At Oyama-ji, aka Oyama Fudouson, there is an annual firewalking festival on the the 3rd Sunday in May. It is one of the most lush rituals I’ve attended.
Oyama Fudouson will celebrate its 1300th anniversary of founding next year. (The shrine on the mountain above it is even older.) While it looks typically Buddhist on the outside, it actually celebrates a religious tradition you might not know about – shugendo. This is the “third religion” of Japan. It’s a mix of Buddhist and Shinto beliefs compounded with folk belief, animism, and shamanism. The priests are called yamabushi and they are tough. You may have read about some of its practices like waterfall training, midnight mountain treks, chili-pepper smoke, and firewalking.

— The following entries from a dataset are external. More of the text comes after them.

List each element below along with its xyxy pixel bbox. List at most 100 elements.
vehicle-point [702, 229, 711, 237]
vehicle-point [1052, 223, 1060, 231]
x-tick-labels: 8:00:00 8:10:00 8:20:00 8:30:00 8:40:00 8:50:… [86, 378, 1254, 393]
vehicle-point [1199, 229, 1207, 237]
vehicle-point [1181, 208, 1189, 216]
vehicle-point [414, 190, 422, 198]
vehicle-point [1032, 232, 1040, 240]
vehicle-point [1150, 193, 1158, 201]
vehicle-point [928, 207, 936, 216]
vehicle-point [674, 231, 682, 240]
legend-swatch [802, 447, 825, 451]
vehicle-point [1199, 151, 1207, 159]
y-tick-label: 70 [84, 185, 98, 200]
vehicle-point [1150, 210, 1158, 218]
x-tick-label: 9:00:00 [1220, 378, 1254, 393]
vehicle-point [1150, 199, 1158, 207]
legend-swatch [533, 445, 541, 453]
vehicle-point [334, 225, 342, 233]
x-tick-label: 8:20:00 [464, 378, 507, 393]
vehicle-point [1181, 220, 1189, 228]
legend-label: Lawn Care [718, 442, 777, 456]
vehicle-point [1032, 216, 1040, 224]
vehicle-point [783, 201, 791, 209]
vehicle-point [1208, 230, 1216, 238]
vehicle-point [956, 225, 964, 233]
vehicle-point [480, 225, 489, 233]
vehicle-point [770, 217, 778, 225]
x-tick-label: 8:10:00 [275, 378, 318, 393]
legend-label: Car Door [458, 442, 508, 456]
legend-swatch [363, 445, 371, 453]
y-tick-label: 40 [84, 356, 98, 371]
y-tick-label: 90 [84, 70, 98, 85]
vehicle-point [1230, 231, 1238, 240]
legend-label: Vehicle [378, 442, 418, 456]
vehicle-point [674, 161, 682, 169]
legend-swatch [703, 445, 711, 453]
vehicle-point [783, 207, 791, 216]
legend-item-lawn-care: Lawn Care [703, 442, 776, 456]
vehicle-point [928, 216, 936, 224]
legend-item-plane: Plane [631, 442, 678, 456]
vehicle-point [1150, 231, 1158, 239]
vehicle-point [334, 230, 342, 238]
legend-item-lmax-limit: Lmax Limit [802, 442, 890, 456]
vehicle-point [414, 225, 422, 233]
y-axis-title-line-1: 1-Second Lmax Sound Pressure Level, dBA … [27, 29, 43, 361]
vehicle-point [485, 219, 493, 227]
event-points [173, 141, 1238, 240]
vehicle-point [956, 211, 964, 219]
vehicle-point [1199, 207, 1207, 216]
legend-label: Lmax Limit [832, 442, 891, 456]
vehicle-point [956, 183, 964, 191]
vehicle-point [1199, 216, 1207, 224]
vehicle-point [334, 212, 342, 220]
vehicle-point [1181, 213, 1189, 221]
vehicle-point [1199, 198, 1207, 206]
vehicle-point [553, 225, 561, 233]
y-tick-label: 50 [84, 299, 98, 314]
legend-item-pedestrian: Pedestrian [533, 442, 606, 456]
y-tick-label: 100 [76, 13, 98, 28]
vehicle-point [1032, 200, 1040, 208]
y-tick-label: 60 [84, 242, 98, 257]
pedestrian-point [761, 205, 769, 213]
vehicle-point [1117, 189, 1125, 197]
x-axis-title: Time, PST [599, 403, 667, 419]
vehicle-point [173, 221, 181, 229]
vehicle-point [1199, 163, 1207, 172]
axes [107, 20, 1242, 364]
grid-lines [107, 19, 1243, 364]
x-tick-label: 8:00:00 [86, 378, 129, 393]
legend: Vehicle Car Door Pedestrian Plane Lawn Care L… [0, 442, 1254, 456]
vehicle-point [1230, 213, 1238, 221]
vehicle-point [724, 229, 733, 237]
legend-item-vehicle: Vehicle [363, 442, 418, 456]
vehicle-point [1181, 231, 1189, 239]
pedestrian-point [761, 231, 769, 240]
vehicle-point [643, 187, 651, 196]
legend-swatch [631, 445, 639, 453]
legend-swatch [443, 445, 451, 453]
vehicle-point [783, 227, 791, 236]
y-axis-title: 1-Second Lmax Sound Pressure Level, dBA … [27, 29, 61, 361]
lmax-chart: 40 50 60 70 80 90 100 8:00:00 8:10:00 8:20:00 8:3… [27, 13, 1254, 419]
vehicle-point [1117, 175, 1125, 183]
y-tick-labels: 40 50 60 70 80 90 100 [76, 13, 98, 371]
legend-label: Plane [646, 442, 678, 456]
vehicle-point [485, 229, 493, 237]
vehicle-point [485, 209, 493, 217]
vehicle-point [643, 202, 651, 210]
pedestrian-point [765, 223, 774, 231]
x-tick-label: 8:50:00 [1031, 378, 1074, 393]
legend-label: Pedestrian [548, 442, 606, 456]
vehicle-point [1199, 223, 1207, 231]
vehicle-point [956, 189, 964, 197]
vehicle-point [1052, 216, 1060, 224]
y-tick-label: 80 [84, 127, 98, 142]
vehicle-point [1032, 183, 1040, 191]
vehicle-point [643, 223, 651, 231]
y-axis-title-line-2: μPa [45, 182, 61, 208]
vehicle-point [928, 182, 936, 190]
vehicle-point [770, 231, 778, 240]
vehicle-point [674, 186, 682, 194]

The Oyama firewalking is a glorious display for the senses. The sound of the conch shells as the monks parade into the space calls everyone together around the pyre. There is chanting and singing. The robes and accessories the priests wear are full of color, texture and detail. Priests let arrows fly in four directions. A massive axe chops away evil. A sword slashes into the pyre. The priests intone prayers for the safety of the people and the land. And then they light the fire; this year made of two local hinoki trees which smelled fabulous.
As the fire burns, the priests carry trays of amulets and other items around the fire to bless them. The monks carry the onlookers’ purses and handbags into the smoke, too, if requested. Which of course I did because who doesn’t want a blessed backpack?
When the fire starts to die down, the faithful and curious line up, take off their shoes, and wait while the yamabushi separate the flaming logs are into two channels, rake the coals to cool them. When all is made safe, we are invited to cross from one side to the other.
It’s a short, smoky journey from the pile of salt we step into for purification to the head priest who symbolically slices our throats with his dagger. Then we’re handed a lucky amulet for our participation and volunteers gently hose off our feet before we put our shoes back on.
Having been blessed and brave, I feel ready for whatever comes.